Dettaglio Evento
Teatro di Roma
Mi manca Van Gogh
di e con Francesca Astrei
In un percorso ricco di incertezze e crisi ricorrenti, uno dei pochi punti fermi per Vincent Van Gogh è il sostegno costante di suo fratello Theo. 600 lettere (dal 1872 fino a due giorni prima della morte del pittore) testimoniano questo legame indissolubile.
A seguito di manifestazioni di possibili squilibri mentali, Vincent venne identificato come “pazzo” e internato prima in una clinica. Il fratello non mancò di essere presente attraverso visite e lettere continue.
Terminata la reclusione, nel 1890, Vincent tentò di ricreare un proprio equilibrio interiore isolandosi nelle campagne di Auver-sur-Oise, dedicandosi in solitudine alla pittura. A luglio dello stesso anno si sparò un colpo di pistola. Non appena Theo lo raggiunse, due giorni dopo, Vincent morì.
Il fratello non sopravvisse al dolore e morì anch’egli, solo sei mesi dopo la perdita dell’amato Vincent. Proprio dalla potenza di questo legame viscerale, la narratrice trae spunto per raccontare la sua storia.

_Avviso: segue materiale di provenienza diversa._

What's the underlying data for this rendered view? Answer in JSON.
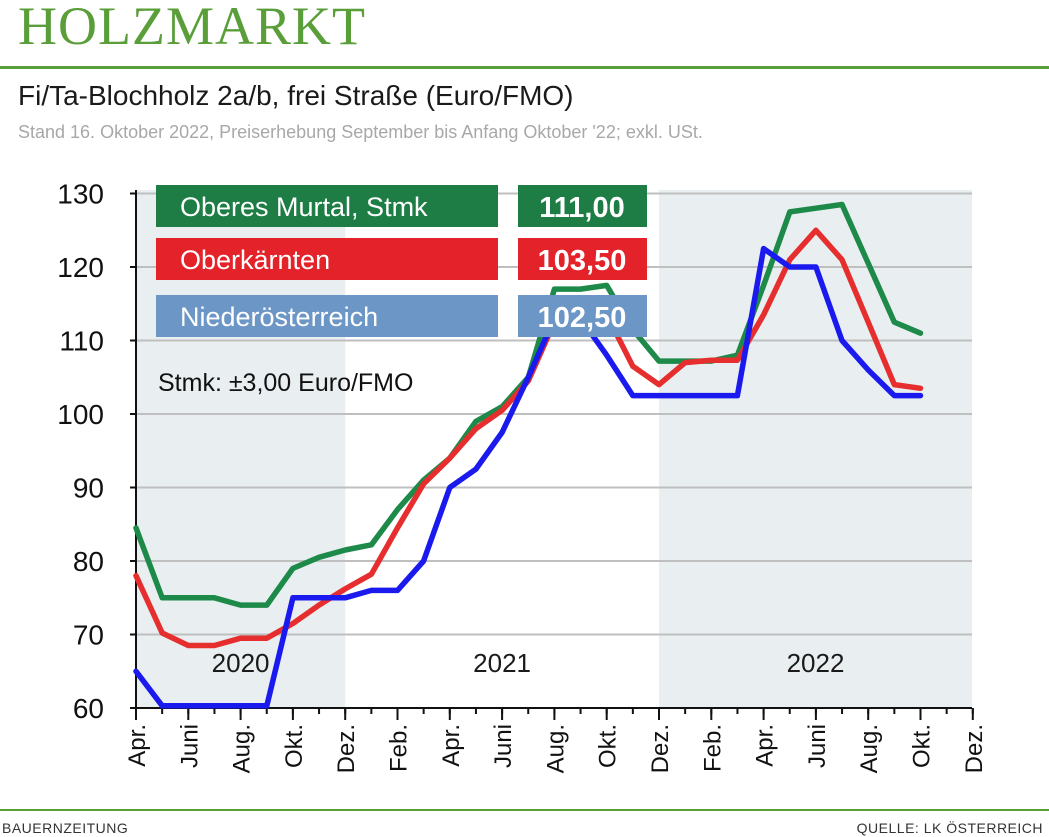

Come Theo per Vincent, anche lei sente di essere stata una certezza costante nella vita di Michela, sua “sorella” seppur non di sangue.

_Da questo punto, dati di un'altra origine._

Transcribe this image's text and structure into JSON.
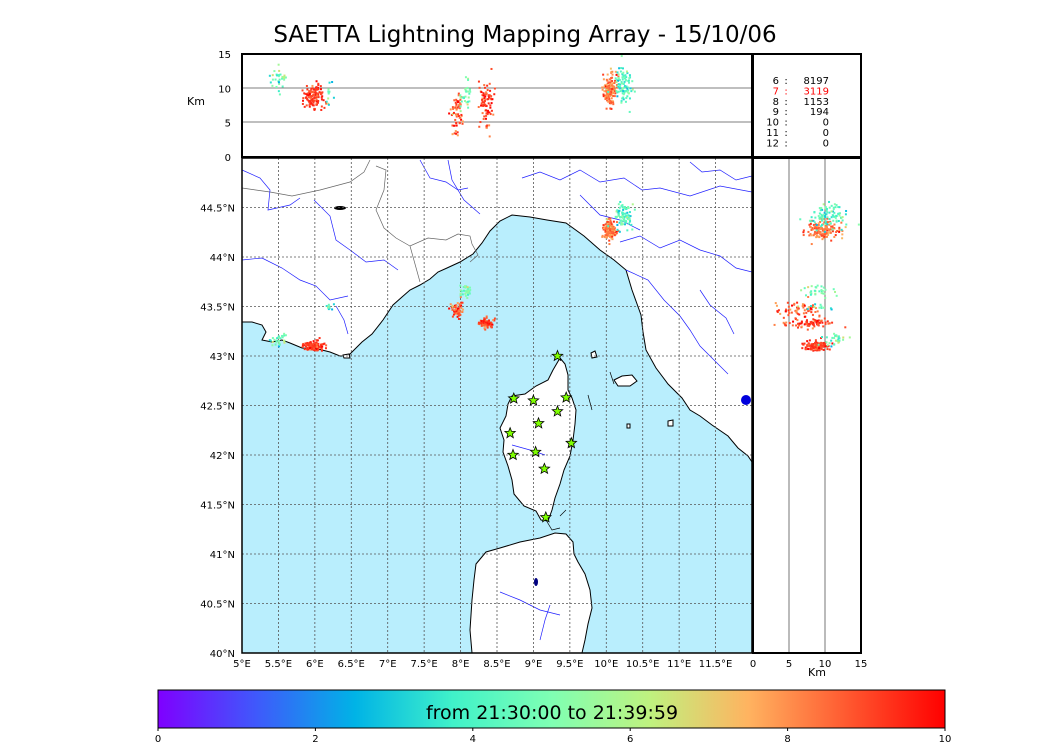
{
  "title": "SAETTA Lightning Mapping Array - 15/10/06",
  "colorbar_text": "from 21:30:00 to 21:39:59",
  "chart_data": {
    "type": "scatter",
    "time_colorbar": {
      "ticks": [
        "0",
        "2",
        "4",
        "6",
        "8",
        "10"
      ],
      "range": [
        0,
        10
      ],
      "colormap": "rainbow",
      "stops": [
        "#7f00ff",
        "#3f59fb",
        "#00b3e6",
        "#40f2c9",
        "#7fffb3",
        "#bff27f",
        "#ffb360",
        "#ff5930",
        "#ff0000"
      ]
    },
    "alt_lon_panel": {
      "ylabel": "Km",
      "ylim": [
        0,
        15
      ],
      "yticks": [
        "0",
        "5",
        "10",
        "15"
      ]
    },
    "map_panel": {
      "xlim": [
        5,
        12
      ],
      "ylim": [
        40,
        45
      ],
      "xticks": [
        "5°E",
        "5.5°E",
        "6°E",
        "6.5°E",
        "7°E",
        "7.5°E",
        "8°E",
        "8.5°E",
        "9°E",
        "9.5°E",
        "10°E",
        "10.5°E",
        "11°E",
        "11.5°E"
      ],
      "yticks": [
        "40°N",
        "40.5°N",
        "41°N",
        "41.5°N",
        "42°N",
        "42.5°N",
        "43°N",
        "43.5°N",
        "44°N",
        "44.5°N"
      ],
      "grid": true,
      "sea_color": "#b9eefd"
    },
    "lat_alt_panel": {
      "xlabel": "Km",
      "xlim": [
        0,
        15
      ],
      "xticks": [
        "0",
        "5",
        "10",
        "15"
      ]
    },
    "station_counts": [
      {
        "stations": "6",
        "count": "8197",
        "color": "#000000"
      },
      {
        "stations": "7",
        "count": "3119",
        "color": "#ff0000"
      },
      {
        "stations": "8",
        "count": "1153",
        "color": "#000000"
      },
      {
        "stations": "9",
        "count": "194",
        "color": "#000000"
      },
      {
        "stations": "10",
        "count": "0",
        "color": "#000000"
      },
      {
        "stations": "11",
        "count": "0",
        "color": "#000000"
      },
      {
        "stations": "12",
        "count": "0",
        "color": "#000000"
      }
    ],
    "stations": [
      {
        "lon": 9.33,
        "lat": 43.0
      },
      {
        "lon": 8.73,
        "lat": 42.57
      },
      {
        "lon": 9.0,
        "lat": 42.55
      },
      {
        "lon": 9.45,
        "lat": 42.58
      },
      {
        "lon": 9.33,
        "lat": 42.44
      },
      {
        "lon": 9.07,
        "lat": 42.32
      },
      {
        "lon": 8.68,
        "lat": 42.22
      },
      {
        "lon": 9.52,
        "lat": 42.12
      },
      {
        "lon": 9.03,
        "lat": 42.03
      },
      {
        "lon": 8.72,
        "lat": 42.0
      },
      {
        "lon": 9.15,
        "lat": 41.86
      },
      {
        "lon": 9.17,
        "lat": 41.37
      }
    ],
    "clusters": [
      {
        "lon": 10.05,
        "lat": 44.27,
        "lon_sd": 0.05,
        "lat_sd": 0.05,
        "alt": 9.8,
        "alt_sd": 1.2,
        "n": 140,
        "t": 8.3,
        "t_sd": 0.6
      },
      {
        "lon": 10.22,
        "lat": 44.42,
        "lon_sd": 0.06,
        "lat_sd": 0.06,
        "alt": 10.5,
        "alt_sd": 1.5,
        "n": 90,
        "t": 4.2,
        "t_sd": 0.8
      },
      {
        "lon": 5.98,
        "lat": 43.1,
        "lon_sd": 0.07,
        "lat_sd": 0.025,
        "alt": 8.8,
        "alt_sd": 0.9,
        "n": 130,
        "t": 9.2,
        "t_sd": 0.4
      },
      {
        "lon": 5.5,
        "lat": 43.17,
        "lon_sd": 0.05,
        "lat_sd": 0.03,
        "alt": 11.5,
        "alt_sd": 1.0,
        "n": 30,
        "t": 5.0,
        "t_sd": 1.0
      },
      {
        "lon": 7.95,
        "lat": 43.46,
        "lon_sd": 0.04,
        "lat_sd": 0.04,
        "alt": 6.8,
        "alt_sd": 1.5,
        "n": 60,
        "t": 8.8,
        "t_sd": 0.7
      },
      {
        "lon": 8.07,
        "lat": 43.66,
        "lon_sd": 0.04,
        "lat_sd": 0.04,
        "alt": 8.5,
        "alt_sd": 1.6,
        "n": 30,
        "t": 5.2,
        "t_sd": 1.0
      },
      {
        "lon": 8.35,
        "lat": 43.33,
        "lon_sd": 0.05,
        "lat_sd": 0.03,
        "alt": 7.8,
        "alt_sd": 1.6,
        "n": 80,
        "t": 8.9,
        "t_sd": 0.6
      },
      {
        "lon": 6.2,
        "lat": 43.5,
        "lon_sd": 0.03,
        "lat_sd": 0.02,
        "alt": 9.0,
        "alt_sd": 1.0,
        "n": 12,
        "t": 4.5,
        "t_sd": 1.0
      }
    ]
  }
}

Anche Michela venne additata dalla società come “pazza” a seguito della diffusione non autorizzata di materiale privato da parte del suo ex fidanzato. Video che la ritraggono in momenti di intimità vengono visualizzati nel giro di poche ora da una quantità incalcolabile di persone: Michela sente di non poter sostenere quello sguardo così violento e invadente del mondo circostante.